Of particular concern was Dr. Murphy’s result-oriented differential diagnosis. Performed properly, a differential diagnosis (or, more aptly, a differential etiology) can be a valid methodology for determining specific causation. It entails “determining the possible causes for the patient’s symptoms and then eliminating each of these potential causes until reaching one that cannot be ruled out or determining which of those that cannot be excluded is the most likely” (internal quotation marks omitted).
But while Dr. Murphy purported to apply this technique, in fact she stacked the deck. The Fourth Circuit explained that although “Dr. Murphy did consider (and purportedly ruled out) several other risk factors, including Ms. Hempstead’s family history, race, body mass index (BMI), and age,” “her analysis of those factors—and, more importantly, her reasons for rejecting them as the likely cause of Ms. Hempstead’s disease—fell short.” As the Fourth Circuit colorfully put it, “[a] rose by another name may smell as sweet—but simply calling an analysis a differential diagnosis doesn’t make it so.”

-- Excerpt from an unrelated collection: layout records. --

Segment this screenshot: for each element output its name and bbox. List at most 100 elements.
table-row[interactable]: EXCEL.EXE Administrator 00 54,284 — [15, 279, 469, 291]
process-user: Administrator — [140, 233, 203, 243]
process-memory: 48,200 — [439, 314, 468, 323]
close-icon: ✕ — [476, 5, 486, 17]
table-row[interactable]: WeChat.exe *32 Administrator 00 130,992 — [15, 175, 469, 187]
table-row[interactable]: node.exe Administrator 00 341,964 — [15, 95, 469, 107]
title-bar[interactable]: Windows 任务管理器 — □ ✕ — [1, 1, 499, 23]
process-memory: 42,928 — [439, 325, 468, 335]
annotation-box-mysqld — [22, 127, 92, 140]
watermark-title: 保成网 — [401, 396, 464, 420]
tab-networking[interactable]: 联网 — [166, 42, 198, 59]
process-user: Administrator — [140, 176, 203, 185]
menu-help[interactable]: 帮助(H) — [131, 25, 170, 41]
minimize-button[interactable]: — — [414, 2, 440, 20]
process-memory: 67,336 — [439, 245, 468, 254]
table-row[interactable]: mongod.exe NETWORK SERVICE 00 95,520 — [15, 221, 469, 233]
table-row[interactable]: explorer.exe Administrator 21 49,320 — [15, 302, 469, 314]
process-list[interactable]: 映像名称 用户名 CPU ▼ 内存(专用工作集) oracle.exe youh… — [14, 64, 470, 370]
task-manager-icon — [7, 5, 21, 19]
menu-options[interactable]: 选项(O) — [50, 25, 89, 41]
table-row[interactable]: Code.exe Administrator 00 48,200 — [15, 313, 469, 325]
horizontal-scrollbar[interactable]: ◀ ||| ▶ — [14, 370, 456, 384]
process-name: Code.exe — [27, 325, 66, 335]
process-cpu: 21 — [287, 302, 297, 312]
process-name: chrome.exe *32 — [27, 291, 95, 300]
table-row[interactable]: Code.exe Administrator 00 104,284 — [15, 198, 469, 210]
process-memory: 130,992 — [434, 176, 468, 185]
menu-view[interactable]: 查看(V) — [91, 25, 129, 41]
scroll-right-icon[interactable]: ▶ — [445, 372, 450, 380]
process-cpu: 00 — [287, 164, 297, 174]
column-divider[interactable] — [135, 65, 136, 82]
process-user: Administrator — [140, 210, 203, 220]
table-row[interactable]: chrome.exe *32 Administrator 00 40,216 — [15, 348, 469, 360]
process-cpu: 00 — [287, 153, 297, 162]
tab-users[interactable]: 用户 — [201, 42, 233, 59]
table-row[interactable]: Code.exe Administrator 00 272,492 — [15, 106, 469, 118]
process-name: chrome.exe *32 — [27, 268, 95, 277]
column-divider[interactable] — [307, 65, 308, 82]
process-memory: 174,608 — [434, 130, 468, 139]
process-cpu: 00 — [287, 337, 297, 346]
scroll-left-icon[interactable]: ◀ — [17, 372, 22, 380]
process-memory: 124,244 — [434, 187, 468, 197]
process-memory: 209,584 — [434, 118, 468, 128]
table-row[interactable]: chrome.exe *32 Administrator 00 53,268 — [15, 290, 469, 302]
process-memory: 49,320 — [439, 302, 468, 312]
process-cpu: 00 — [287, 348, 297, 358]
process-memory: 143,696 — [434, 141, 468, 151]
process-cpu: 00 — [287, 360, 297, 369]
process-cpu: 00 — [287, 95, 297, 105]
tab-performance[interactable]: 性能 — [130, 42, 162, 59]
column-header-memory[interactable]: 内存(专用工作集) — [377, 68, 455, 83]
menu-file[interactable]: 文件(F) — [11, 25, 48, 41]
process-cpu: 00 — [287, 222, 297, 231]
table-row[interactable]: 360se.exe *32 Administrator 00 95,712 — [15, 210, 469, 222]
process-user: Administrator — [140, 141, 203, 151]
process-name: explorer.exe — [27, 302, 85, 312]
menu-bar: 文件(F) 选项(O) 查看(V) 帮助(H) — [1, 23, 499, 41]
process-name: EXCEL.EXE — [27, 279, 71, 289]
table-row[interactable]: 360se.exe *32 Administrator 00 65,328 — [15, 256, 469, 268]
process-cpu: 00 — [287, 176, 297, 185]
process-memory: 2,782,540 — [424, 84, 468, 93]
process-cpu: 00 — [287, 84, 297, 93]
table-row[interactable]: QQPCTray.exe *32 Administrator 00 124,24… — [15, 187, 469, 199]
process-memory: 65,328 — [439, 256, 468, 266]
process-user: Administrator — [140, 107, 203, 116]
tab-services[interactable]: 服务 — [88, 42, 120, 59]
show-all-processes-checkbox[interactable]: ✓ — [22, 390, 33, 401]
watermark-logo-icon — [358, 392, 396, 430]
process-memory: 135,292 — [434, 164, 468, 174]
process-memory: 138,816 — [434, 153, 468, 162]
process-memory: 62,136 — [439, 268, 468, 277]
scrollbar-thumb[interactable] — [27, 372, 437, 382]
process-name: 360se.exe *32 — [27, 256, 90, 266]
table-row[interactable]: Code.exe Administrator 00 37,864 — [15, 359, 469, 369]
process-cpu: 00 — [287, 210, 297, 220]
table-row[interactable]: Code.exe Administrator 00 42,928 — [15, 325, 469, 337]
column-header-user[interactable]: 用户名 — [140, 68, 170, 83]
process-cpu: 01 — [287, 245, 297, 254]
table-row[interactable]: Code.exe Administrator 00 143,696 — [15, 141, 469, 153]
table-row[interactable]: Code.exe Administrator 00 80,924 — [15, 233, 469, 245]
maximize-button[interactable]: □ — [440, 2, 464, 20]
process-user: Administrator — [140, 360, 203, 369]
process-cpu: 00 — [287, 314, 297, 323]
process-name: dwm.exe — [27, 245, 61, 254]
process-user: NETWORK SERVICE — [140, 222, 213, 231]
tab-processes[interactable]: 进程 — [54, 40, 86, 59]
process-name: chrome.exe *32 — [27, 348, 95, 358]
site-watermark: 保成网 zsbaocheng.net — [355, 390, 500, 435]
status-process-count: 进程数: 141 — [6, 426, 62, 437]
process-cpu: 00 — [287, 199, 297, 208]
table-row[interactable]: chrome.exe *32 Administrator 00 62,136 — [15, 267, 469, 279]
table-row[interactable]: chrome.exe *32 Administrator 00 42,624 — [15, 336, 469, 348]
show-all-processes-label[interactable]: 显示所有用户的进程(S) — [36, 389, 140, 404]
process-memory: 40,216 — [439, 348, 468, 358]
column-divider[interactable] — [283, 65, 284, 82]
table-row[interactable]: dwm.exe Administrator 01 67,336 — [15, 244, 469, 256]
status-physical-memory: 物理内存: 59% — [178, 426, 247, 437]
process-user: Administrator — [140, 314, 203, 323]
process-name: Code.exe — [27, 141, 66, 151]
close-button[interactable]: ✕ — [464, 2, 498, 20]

The district court observed that Dr. Murphy identified several factors for which the risk “greatly exceed[ed] the risk of developing diabetes associated with Lipitor.” Yet she nevertheless concluded that Lipitor use was a substantial cause of Ms. Hempstead’s diabetes. The court concluded that “[t]he powerful evidence that Plaintiff’s many other risk factors can independently cause diabetes and cannot be ruled out … undermine Dr. Murphy’s testimony. The gap between the available scientific evidence and Dr. Murphy’s opinions [is] too great to survive a Rule 702 review.”
Although Dr. Murphy had dispensed with certain risk factors—such as age and BMI—by invoking studies that ostensibly show that Lipitor use increases the risk of diabetes even after adjusting for those factors, the Fourth Circuit called her to task for conflating general and specific causation. As the court explained, “these explanations (even if true) do not accomplish the specific causation expert’s task: accounting for the development of the disease in a particular plaintiff. That Lipitor may cause an increased risk of diabetes notwithstanding certain other risk factors is insufficient to conclude that the drug was a substantial contributing factor in an individual patient. To hold otherwise would obviate the need for any specific causation evidence at all.”
The appeals court explained that the district court “found that Dr. Murphy’s report appeared to dismiss other possible causes in favor of Lipitor in a cursory fashion that appeared closer to an ipse dixit than a reasoned scientific analysis. Dr. Murphy’s conclusions focused almost exclusively on the fact that Ms. Hempstead took the drug and later developed the disease, rather than explaining what led her to believe that it was a substantial contributing factor as compared to other possible causes. Simply put, Daubert requires more.”
As the foregoing summary reflects, the Fourth Circuit’s decision is a treasure trove of helpful insights about inappropriate, result-oriented expert testimony. This decision not only should help rein in such testimony within the Fourth Circuit, but also should serve as a model for judges throughout the country.